The meeting was hosted by Maj. Gen. Jeffrey Buchanan, JFHQ-NCR/MDW commanding general, with information presented by Christina Vine, who oversees the Headquarters Department of the Army's Army Family Action Plan (AFAP) program and representatives of the National Military Family Association.
AFAP is an Army-wide program that allows all members of the Army (Active Duty, Reserve Components, and National Guard) retired military, family members and civilian employees to identify issues of concern that impact the well being of the entire Army Family. Through this process, issues requiring actions are prioritized, assigned to a lead agency for resolution, and an action plan is established to achieve desired change.
Some examples of AFAP successes are creation of the Better Opportunities for Single Soldiers (BOSS) Program, establishing School Liaison Officers and the Interstate Compact for military children.
"The Average military child moves six to nine times and may attend two or even three high schools," said Eileen Huck, Deputy Director of the National Military Family Association. "Problems associated with transitioning from school to school are common. The Compact is designed to resolve those problems. It is an agreement among states to smooth transition issues for military children as they move between school districts."
So far 46 states and D.C. have adopted the program and more than 95% of military children are now covered by the Compact. The focus of the Army now has shifted to ensuring that school districts and families are aware of the Compact, and how it functions.
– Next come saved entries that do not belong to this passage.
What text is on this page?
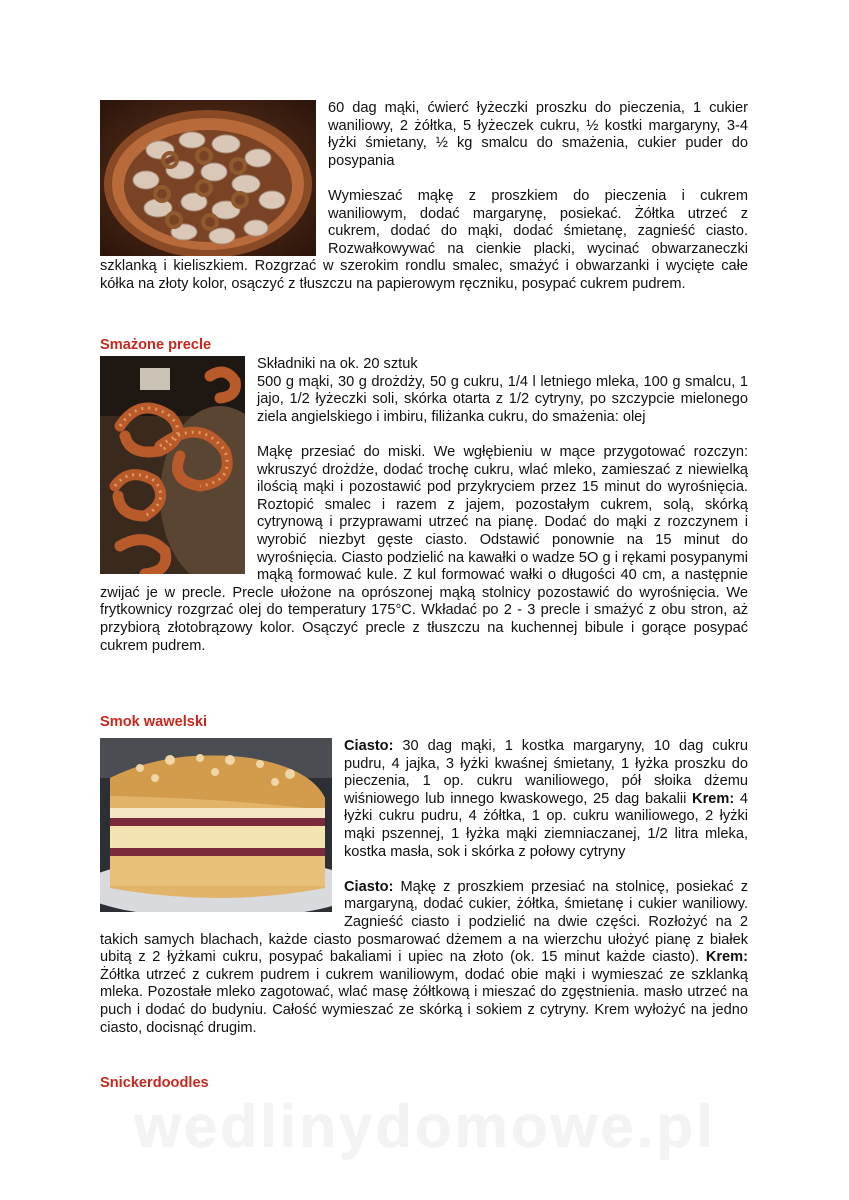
60 dag mąki, ćwierć łyżeczki proszku do pieczenia, 1 cukier waniliowy, 2 żółtka, 5 łyżeczek cukru, ½ kostki margaryny, 3-4 łyżki śmietany, ½ kg smalcu do smażenia, cukier puder do posypania

Wymieszać mąkę z proszkiem do pieczenia i cukrem waniliowym, dodać margarynę, posiekać. Żółtka utrzeć z cukrem, dodać do mąki, dodać śmietanę, zagnieść ciasto. Rozwałkowywać na cienkie placki, wycinać obwarzaneczki szklanką i kieliszkiem. Rozgrzać w szerokim rondlu smalec, smażyć i obwarzanki i wycięte całe kółka na złoty kolor, osączyć z tłuszczu na papierowym ręczniku, posypać cukrem pudrem.

Smażone precle

Składniki na ok. 20 sztuk

500 g mąki, 30 g drożdży, 50 g cukru, 1/4 l letniego mleka, 100 g smalcu, 1 jajo, 1/2 łyżeczki soli, skórka otarta z 1/2 cytryny, po szczypcie mielonego ziela angielskiego i imbiru, filiżanka cukru, do smażenia: olej

Mąkę przesiać do miski. We wgłębieniu w mące przygotować rozczyn: wkruszyć drożdże, dodać trochę cukru, wlać mleko, zamieszać z niewielką ilością mąki i pozostawić pod przykryciem przez 15 minut do wyrośnięcia. Roztopić smalec i razem z jajem, pozostałym cukrem, solą, skórką cytrynową i przyprawami utrzeć na pianę. Dodać do mąki z rozczynem i wyrobić niezbyt gęste ciasto. Odstawić ponownie na 15 minut do wyrośnięcia. Ciasto podzielić na kawałki o wadze 5O g i rękami posypanymi mąką formować kule. Z kul formować wałki o długości 40 cm, a następnie zwijać je w precle. Precle ułożone na oprószonej mąką stolnicy pozostawić do wyrośnięcia. We frytkownicy rozgrzać olej do temperatury 175°C. Wkładać po 2 - 3 precle i smażyć z obu stron, aż przybiorą złotobrązowy kolor. Osączyć precle z tłuszczu na kuchennej bibule i gorące posypać cukrem pudrem.

Smok wawelski

Ciasto: 30 dag mąki, 1 kostka margaryny, 10 dag cukru pudru, 4 jajka, 3 łyżki kwaśnej śmietany, 1 łyżka proszku do pieczenia, 1 op. cukru waniliowego, pół słoika dżemu wiśniowego lub innego kwaskowego, 25 dag bakalii Krem: 4 łyżki cukru pudru, 4 żółtka, 1 op. cukru waniliowego, 2 łyżki mąki pszennej, 1 łyżka mąki ziemniaczanej, 1/2 litra mleka, kostka masła, sok i skórka z połowy cytryny

Ciasto: Mąkę z proszkiem przesiać na stolnicę, posiekać z margaryną, dodać cukier, żółtka, śmietanę i cukier waniliowy. Zagnieść ciasto i podzielić na dwie części. Rozłożyć na 2 takich samych blachach, każde ciasto posmarować dżemem a na wierzchu ułożyć pianę z białek ubitą z 2 łyżkami cukru, posypać bakaliami i upiec na złoto (ok. 15 minut każde ciasto). Krem: Żółtka utrzeć z cukrem pudrem i cukrem waniliowym, dodać obie mąki i wymieszać ze szklanką mleka. Pozostałe mleko zagotować, wlać masę żółtkową i mieszać do zgęstnienia. masło utrzeć na puch i dodać do budyniu. Całość wymieszać ze skórką i sokiem z cytryny. Krem wyłożyć na jedno ciasto, docisnąć drugim.

Snickerdoodles
wedlinydomowe.pl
The National Military Family Association is a non-profit organization focusing on issues important to military families.
"The AFAP process operates on three levels: Installation level, Forces Command level and Department of the Army level," said Vine. "Since AFAP was created in 1983, 692 issues have entered the AFAP process resulting in 128 pieces of legislation, 184 Department of Defense or Army policy changes and 208 improved programs or services/funding."